Fleets may have to wait beyond the Spring Statement to find out whether the Government will make changes to company car tax and vehicle excise duty (VED).

Both were the subject of a review to assess the impact of the Worldwide harmonised Light vehicle Test Procedure (WLTP), which closed last month (fleetnews.co.uk, February 15).

However, HM Treasury has refused to say whether new rules will be included in the Chancellor’s statement on Wednesday (March 13). Instead, officials would only say the Government would “respond (to the consultation) in due course”.

If changes are required, these would be introduced in the Finance Bill 2019-20, with draft legislation being pub-lished for technical consultation ahead of that. The alternate deadline for an announcement would by July.

The Government has previously indicated that new WLTP CO2 values will be adopted for tax purposes from April 2020.

It leaves a matter of months for the Government to act or leave fleet decision-makers and company car drivers facing a possible tax increase.

Initial evidence provided by manufacturers suggests more than 50% of cars will see an increase from NEDC-correlated figures to WLTP of between 10-20%. Fleets have already reported increases of up to 30% between NEDC and NEDC-correlated figures, currently used for tax purposes.

At Budget 2018, the Office for Budget Responsibility (OBR) assumed an increase in revenue for the Exchequer by adjusting the VED and company car tax forecasts from April 2020. It suggested VED receipts will increase around £200 million a year on average from 2020-21 onwards.

Company car tax receipts – through income tax and national insurance contributions – are forecast to increase £100m in 2020-21, rising to £400m in 2023-24.

Fleets have already experienced significant rises. HMRC figures show company car tax revenues increased by more than 24% year-on-year – some £360m – yet the number of employees receiving the benefit fell by 20,000 (fleetnews.co.uk, July 16).

“The Government cannot continue to treat the company car as a cash cow,” said Caroline Sandall, deputy chairman of fleet representative body ACFO.

In its response to the consultation, it has called for Government to realign benefit-in-kind (BIK) tax bands to smooth the transition to WLTP or con-sider a ‘grand-fathering’ of cars registered prior to 2020 to account for the rise in CO2 emissions under WLTP testing.

It also wants the Chancellor to implement the 2% BIK rate for cars with CO2 emission of 0-50g/km immediately and not wait until 2020/21 as scheduled.

Sandall continued: “If the Government is to achieve its ambition to reduce vehicle emissions then it must ensure that the tax regime supports and enhances demand for company cars, the newest and cleanest cars on the roads.”

More than 150 responses were submitted to the Government thanks to a campaign led by the British Vehicle Rental and Leasing Association (BVRLA) and supported by Fleet News.
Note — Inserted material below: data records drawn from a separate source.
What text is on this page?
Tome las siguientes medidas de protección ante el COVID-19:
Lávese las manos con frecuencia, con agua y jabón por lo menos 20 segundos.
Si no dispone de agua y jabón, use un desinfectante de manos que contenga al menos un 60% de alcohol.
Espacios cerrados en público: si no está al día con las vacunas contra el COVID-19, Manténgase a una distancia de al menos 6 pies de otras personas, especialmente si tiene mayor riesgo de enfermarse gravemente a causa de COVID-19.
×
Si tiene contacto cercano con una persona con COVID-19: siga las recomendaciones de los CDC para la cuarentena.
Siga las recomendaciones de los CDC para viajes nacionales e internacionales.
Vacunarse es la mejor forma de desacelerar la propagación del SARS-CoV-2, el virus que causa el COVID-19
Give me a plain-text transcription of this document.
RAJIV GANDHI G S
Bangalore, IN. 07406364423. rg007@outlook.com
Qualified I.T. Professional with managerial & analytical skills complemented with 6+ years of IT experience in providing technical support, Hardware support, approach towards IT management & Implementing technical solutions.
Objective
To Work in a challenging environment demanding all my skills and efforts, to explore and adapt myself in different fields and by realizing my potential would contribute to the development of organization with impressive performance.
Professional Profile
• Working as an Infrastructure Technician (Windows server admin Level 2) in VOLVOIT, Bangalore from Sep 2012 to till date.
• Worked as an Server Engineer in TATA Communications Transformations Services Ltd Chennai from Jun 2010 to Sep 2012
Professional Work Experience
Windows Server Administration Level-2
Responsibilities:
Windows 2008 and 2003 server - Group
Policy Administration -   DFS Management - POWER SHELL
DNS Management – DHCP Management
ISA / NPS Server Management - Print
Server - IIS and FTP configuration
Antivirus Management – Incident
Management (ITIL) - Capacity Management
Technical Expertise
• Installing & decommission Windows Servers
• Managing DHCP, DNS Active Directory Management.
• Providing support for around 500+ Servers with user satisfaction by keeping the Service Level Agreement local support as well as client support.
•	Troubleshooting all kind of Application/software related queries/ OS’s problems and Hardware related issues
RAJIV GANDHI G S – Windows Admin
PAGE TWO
The BVRLA says failure to support fleet with a fair and consistent tax regime will threaten the Government’s ‘Road to Zero’ strategy.

The association used its submission to remind policymakers of the key role the company car and vehicle rental fleet has played in both buying new ultra-low emission vehicles (ULEVs) and then reselling them into the used market.

BVRLA chief executive Gerry Keaney said: “We need HM Treasury to acknowledge and support the fleet sector’s role (in decarbonising road transport) by providing a fair and well-signposted tax regime.

“WLTP is designed to offer motorists greater transparency. It should not be used as an excuse to boost Treasury coffers. Without making the necessary WLTP-related vehicle tax adjustments, the Chancellor will be simply abusing his position by opportunistically raising taxes and punishing already hard-pressed families and businesses.”

Like ACFO, the BVRLA has called on the Government to ensure future VED and company car tax bands account for the increase in WLTP-based CO2 figures.